Markman has been at ESPN for 27 years. He’s overseen a lot of big events. But he said this draft, because of the circumstances surrounding it, “is the most complicated event I personally ever have been involved in.

“The coordination that it’s taking and the magnitude of what we’re doing and the amount of feeds that are coming in and the technology we’re trying to use, is massive," he said. “And doing it all without any face-to-face meetings with our employees. I haven’t been in the ESPN building in three weeks and am going in next week for the first time in a while. Same with a lot of other people.

“So, it’s complicated. And now we’re adding the joint broadcast, which is 100% the right thing to do. But it adds another layer of complications. And we’re also producing the ABC broadcast from ESPN’s headquarters."

The one thing that will be conspicuously missing from this draft are fans. Before the pandemic changed everything, the draft was scheduled to be held in Las Vegas in front of tens of thousands of fans.

Quenzell said they have been testing a “virtual fan concept," where they would show fans from each team remotely, practicing proper social distancing of course.

“To be honest with you, we’re still working through that," he said. “If we do that, that would mean a gazillion more [video] feeds. So I don’t know where it’s going to finally end up.

“But it’s not lost on us that the fans usually are a big part of the draft experience. Clearly we can’t replicate that. But we are looking at a bunch of measures to try and figure out how we can bring the fans into this equation."

The NFL has received some criticism, though a lot less than you might’ve expected, for refusing to postpone its draft in the midst of the coronavirus crisis.

The ratings for the draft typically are outstanding. This year, with a captive stay-at-home audience and every other sport in coronavirus-forced hibernation?

Probably history-making.

“I’m not even going to offer a guess on the ratings," ESPN’s Markman said. “We were set up for a big ratings year anyway. But because of the circumstances we’re all in and everything else canceled, there’s more eyeballs and more anticipation."

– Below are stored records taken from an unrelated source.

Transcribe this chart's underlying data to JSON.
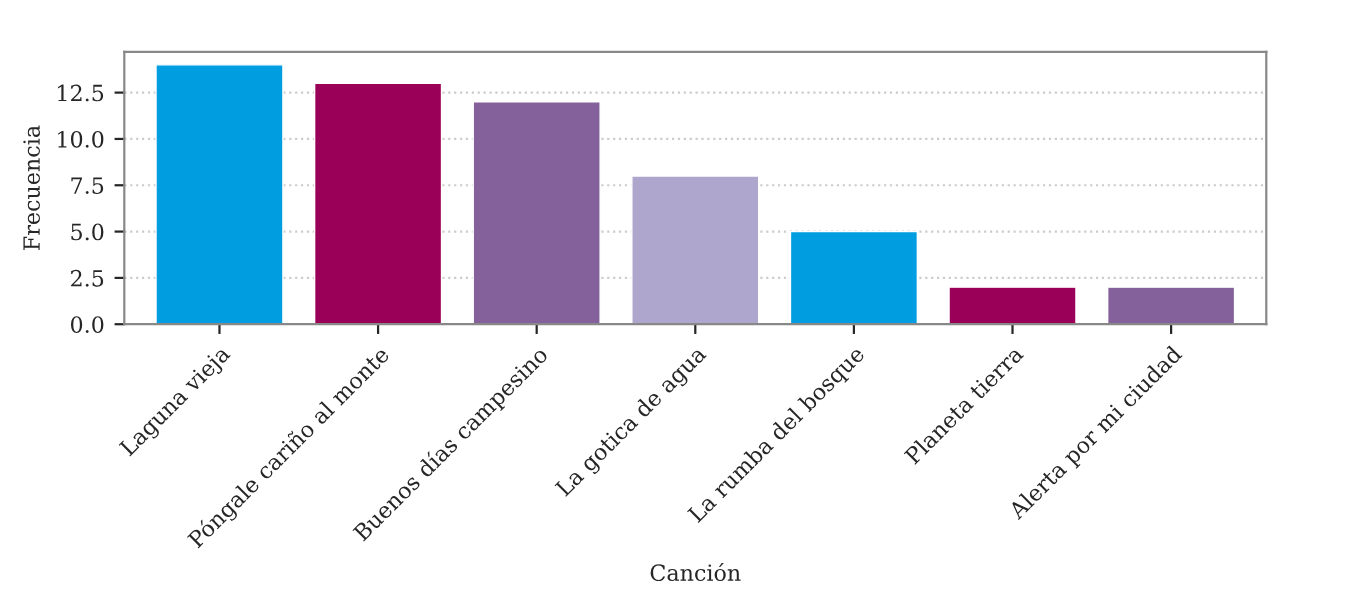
{
  "chart_data": {
    "type": "bar",
    "xlabel": "Canción",
    "ylabel": "Frecuencia",
    "categories": [
      "Laguna vieja",
      "Póngale cariño al monte",
      "Buenos días campesino",
      "La gotica de agua",
      "La rumba del bosque",
      "Planeta tierra",
      "Alerta por mi ciudad"
    ],
    "values": [
      14,
      13,
      12,
      8,
      5,
      2,
      2
    ],
    "colors": [
      "#009ee0",
      "#9b0058",
      "#84619a",
      "#aea6cc",
      "#009ee0",
      "#9b0058",
      "#84619a"
    ],
    "ylim": [
      0,
      14.7
    ],
    "yticks": [
      {
        "value": 0,
        "label": "0.0"
      },
      {
        "value": 2.5,
        "label": "2.5"
      },
      {
        "value": 5,
        "label": "5.0"
      },
      {
        "value": 7.5,
        "label": "7.5"
      },
      {
        "value": 10,
        "label": "10.0"
      },
      {
        "value": 12.5,
        "label": "12.5"
      }
    ],
    "grid": "y"
  }
}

This obviously isn’t going to be your typical NFL state-of-the-art broadcast even if there are no technological snafus. A lot of it could end up looking like the Zoom conference skit on Saturday Night Live last week.

But Markman thinks viewers will be OK with that.

“I think viewers have an unbelievable new understanding and tolerance for anything that we need to do at this point," he said. “I’ve watched shows on other networks in the last few weeks where people are in their basements or the signal isn’t strong or people have headphones on.

“We haven’t gotten any feedback from people that have said they’re going to be disappointed in the quality. I think people understand it and are appreciative that we were trying to do our best to create some normalcy, even though we can’t."